Shelley Simmonds is a patient advocate whose son has Duchenne muscular dystrophy. Duchenne causes muscle weakening and wasting and is caused by a mutation on the dystrophin gene. Shelley joined us at the Festival of Genomics and spoke about being part of the Genomics England Patient Participant Panel. 

FLG: Can you introduce yourself and your work?

I’m Shelley Simmonds. I have an almost 7-year-old son who has Duchenne muscular dystrophy, he was diagnosed at 11 months old back in 2014. I became involved with the 100,000 Genomes Project because my son hadn’t presented with Duchenne in a typical fashion, and it was the general consensus that he might have another genetic condition alongside having Duchenne. As a result of my family enrolling in the 100,000 Genomes Project, I have joined the Genomics England Patient Participant Panel, and from there, the Ethics Advisory Committee. I also spent time volunteering for the national charity Action Duchenne.

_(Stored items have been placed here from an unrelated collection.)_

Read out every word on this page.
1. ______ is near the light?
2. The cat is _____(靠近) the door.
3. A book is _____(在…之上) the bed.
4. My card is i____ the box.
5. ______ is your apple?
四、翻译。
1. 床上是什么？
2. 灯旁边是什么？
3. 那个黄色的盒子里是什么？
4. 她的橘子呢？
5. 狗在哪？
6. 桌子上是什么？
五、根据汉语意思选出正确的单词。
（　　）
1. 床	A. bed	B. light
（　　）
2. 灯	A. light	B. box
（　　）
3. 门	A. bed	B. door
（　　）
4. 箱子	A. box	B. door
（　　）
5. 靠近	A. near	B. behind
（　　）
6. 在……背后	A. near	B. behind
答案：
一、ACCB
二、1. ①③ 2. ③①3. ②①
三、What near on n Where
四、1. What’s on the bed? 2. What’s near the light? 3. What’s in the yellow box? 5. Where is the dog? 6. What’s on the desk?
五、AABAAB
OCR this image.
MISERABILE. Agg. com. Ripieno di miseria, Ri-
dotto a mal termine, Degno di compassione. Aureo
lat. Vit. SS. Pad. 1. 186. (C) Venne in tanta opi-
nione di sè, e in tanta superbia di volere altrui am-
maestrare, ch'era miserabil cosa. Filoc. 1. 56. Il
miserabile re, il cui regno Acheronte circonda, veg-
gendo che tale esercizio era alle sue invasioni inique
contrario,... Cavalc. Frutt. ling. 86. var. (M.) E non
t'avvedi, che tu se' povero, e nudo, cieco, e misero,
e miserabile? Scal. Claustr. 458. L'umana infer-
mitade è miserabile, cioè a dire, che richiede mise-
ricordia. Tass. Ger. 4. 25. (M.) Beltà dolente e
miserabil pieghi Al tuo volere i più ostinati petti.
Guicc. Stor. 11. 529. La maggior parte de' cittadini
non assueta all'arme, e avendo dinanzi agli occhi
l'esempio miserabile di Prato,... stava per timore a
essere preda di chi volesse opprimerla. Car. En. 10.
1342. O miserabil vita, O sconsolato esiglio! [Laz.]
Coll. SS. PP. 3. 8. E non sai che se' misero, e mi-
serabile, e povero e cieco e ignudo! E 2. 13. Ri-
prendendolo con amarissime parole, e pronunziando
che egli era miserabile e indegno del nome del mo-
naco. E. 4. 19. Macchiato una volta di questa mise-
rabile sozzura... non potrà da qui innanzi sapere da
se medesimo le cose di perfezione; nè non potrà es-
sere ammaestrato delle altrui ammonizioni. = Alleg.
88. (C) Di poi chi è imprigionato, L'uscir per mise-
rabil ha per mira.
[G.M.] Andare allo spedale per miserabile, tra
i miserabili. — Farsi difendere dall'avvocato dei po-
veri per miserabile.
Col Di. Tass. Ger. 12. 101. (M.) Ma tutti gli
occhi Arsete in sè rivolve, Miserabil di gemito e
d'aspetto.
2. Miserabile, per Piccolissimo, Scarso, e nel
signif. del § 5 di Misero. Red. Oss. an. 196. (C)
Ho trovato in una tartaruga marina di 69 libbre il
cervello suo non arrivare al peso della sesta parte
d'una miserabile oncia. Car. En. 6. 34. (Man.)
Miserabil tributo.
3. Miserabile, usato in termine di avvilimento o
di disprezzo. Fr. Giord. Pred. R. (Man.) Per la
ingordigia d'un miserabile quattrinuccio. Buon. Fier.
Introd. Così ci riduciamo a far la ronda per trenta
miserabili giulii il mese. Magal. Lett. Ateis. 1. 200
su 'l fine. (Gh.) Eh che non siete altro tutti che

I completed the 2018 EURORIS Summer School and have been accepted onto the Eupati Expert Patient training course for 2020. I have had many speaking engagements over the years as a rare disease patient representative and my writings have been used by pharma and psychologists for training in different organisations. Our social media community whereby we share our experiences of living with a disabling rare disease, has over 12,000 followers – Fraser & Friends.

FLG: Do you think more awareness needs to be built of some genetic disorders? If so, do you think this could help in finding treatments sooner?

Absolutely, there needs to be more awareness for rare diseases. Duchenne is one of the most common rare diseases, yet I’d never heard of it until my son was diagnosed. Any other Duchenne parent will tell you the same too. It’s all about getting the awareness out there which then leads to people fundraising, and that hopefully helps to find treatments because what you will find is that very few rare diseases have any government funding for research.

 

FLG: What do you think the future for rare diseases looks like?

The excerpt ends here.